Ik zie twee redenen in hoofdzaak. U duidt ze trouwens zelf aan. Enerzijds zijn er diegenen die een onwrikbaar geloof hebben in de eigen vaardigheden en denken dat ze geen baat hebben bij zo’n opfriscursus. Anderzijds zijn er diegenen die misschien wel welwillend zijn, maar onwetend over het bestaande aanbod. Daar ligt misschien iets meer onze taak. Zoals ik al zei, willen we daarop nog meer inspelen door nog breder te gaan in onze communicatiekanalen. Zo zullen we die aangeboden opleidingen beter afficheren. We proberen op de dag zelf er ook wat meer media-aandacht voor te krijgen. Je ziet in afgeleide orde dat men dan wel reageert, wanneer men dat eens heeft gezien in het journaal of op de lokale televisie. Maar dan is het natuurlijk al te laat en is het gepasseerd.
Wat betreft het aantal inschrijvingen voor de cursus Ready to Ride zien we in 2016, in vergelijking met 2015, een stijging van het aantal deelnemers met 58 procent. Dat is een heel positieve tendens.
Om de bekendheid te verhogen, werkt de VSV aan een promotiefilmpje dat online zou moeten gaan en dat kan worden gedeeld om zoveel mogelijk mensen te laten kennismaken met de opleiding. Ook inhoudelijk sleutelt men er nog aan. Er is een draaiboek om te komen tot een meer uniforme aanpak en tot het verhogen van de kwaliteit. Daarnaast plant de VSV voor alle partners een intern opleidingsmoment om de nodige praktische en inhoudelijke afspraken te maken. Ten slotte organiseert de VSV trainingsmomenten waarbij de verschillende Ready to Ride-instructeurs elkaar kunnen treffen en de best practices en ervaringen allerhande kunnen delen.
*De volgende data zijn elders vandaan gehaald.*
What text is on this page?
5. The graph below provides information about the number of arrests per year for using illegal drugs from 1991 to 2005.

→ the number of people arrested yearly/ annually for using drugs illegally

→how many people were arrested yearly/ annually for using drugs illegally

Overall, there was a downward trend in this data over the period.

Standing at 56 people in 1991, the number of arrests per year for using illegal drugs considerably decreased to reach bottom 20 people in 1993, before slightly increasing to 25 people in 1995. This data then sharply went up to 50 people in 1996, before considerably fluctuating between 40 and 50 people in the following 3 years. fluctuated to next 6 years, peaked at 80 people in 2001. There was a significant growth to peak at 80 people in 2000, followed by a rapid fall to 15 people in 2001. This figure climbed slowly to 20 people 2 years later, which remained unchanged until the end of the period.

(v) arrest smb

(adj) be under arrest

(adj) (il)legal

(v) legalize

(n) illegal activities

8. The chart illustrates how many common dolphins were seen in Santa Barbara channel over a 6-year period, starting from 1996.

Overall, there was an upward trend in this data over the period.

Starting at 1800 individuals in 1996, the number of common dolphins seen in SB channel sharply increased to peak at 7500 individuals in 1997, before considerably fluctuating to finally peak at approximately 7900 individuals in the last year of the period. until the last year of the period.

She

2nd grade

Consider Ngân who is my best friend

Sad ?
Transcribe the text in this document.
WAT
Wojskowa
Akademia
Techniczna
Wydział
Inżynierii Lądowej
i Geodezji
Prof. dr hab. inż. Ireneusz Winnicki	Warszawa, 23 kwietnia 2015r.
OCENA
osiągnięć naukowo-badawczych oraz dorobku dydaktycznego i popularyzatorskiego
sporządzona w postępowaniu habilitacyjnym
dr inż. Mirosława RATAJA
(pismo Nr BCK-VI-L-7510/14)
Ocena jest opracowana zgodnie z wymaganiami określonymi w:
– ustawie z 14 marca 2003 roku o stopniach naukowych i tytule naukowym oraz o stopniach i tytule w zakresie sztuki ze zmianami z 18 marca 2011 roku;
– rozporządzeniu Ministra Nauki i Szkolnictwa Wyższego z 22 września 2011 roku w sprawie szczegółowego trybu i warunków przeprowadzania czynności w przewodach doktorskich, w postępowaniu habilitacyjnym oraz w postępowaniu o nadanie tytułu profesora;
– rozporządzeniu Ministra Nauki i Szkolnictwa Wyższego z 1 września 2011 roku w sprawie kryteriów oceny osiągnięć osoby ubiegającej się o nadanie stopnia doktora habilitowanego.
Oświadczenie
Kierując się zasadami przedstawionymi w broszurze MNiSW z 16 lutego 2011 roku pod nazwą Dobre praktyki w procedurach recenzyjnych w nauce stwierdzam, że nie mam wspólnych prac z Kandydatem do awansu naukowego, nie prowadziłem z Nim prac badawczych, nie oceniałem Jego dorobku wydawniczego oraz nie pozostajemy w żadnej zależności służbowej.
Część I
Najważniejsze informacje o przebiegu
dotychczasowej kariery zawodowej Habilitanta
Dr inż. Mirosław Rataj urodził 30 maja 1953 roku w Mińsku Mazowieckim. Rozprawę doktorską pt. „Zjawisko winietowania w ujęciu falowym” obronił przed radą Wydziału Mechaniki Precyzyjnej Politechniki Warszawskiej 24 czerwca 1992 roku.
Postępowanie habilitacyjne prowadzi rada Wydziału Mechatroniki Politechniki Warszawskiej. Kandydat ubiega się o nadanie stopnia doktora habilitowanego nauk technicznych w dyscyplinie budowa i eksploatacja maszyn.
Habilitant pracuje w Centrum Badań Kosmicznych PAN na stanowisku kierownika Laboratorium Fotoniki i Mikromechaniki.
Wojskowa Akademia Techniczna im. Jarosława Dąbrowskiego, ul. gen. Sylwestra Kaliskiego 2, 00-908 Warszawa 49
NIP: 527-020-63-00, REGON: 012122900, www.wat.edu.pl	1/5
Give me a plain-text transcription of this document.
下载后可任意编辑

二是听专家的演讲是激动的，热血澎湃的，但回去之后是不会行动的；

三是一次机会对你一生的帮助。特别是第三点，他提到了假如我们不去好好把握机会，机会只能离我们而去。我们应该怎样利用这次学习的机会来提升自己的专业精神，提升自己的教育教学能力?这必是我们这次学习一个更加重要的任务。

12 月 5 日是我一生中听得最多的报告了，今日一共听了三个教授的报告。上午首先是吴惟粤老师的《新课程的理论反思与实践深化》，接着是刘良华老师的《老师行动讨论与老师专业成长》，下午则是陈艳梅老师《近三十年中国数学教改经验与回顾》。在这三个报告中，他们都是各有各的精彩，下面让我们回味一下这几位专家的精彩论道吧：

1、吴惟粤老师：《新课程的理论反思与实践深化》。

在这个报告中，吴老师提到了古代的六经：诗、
Mevrouw Christiaens heeft het woord.
Minister, ik dank u voor uw uitgebreid antwoord. Het is inderdaad essentieel om nog meer – want u deed dat al – in te zetten op laagdrempelige communicatie, heel lokaal gericht, zodat ook diegenen die niet dagelijks de kranten lezen of de journaals bekijken op de hoogte zijn via de verbreding die u zult inzetten met andere partners, zoals de handelaars, de verkopers en de kleinere spelers. Het lijkt mij essentieel om zo veel mogelijk motorrijders te bereiken.
De Dag van de Motorrijder is inderdaad al relatief bekend, maar het weer moet ook meezitten. Is het een idee om het te verbreden? Waarom doet u het niet gespreid over twee dagen, twee weekends? Op die manier kan er een herinnering zijn. U zegt ook zelf dat u voor media-aandacht zorgt en dat het in het journaal komt.
Hoeveel mensen zullen die avond, als ze naar het journaal kijken, niet denken: ach ja, dat was vandaag. Als de boodschap kan zijn dat het het weekend erna opnieuw plaatsvindt, denk ik dat we het actieterrein echt wel kunnen verbreden. Ik weet niet in welke mate dat voor 2017 organisatorisch en budgettair al mogelijk is, maar dat is toch een suggestie die ik wil meegeven.
De opleiding Ready to Ride kent een stijging van 58 procent. Dat is fenomenaal. Ik laat mij wel vertellen dat dat bij de vorige organisaties een gratis vervolgtraject was van de Dag van de Motorrijder. Degenen die aanwezig waren op de Dag van de Motorrijder, konden kosteloos inschrijven voor een vervolgtrajectdag van één opleiding. Klopt die bewering?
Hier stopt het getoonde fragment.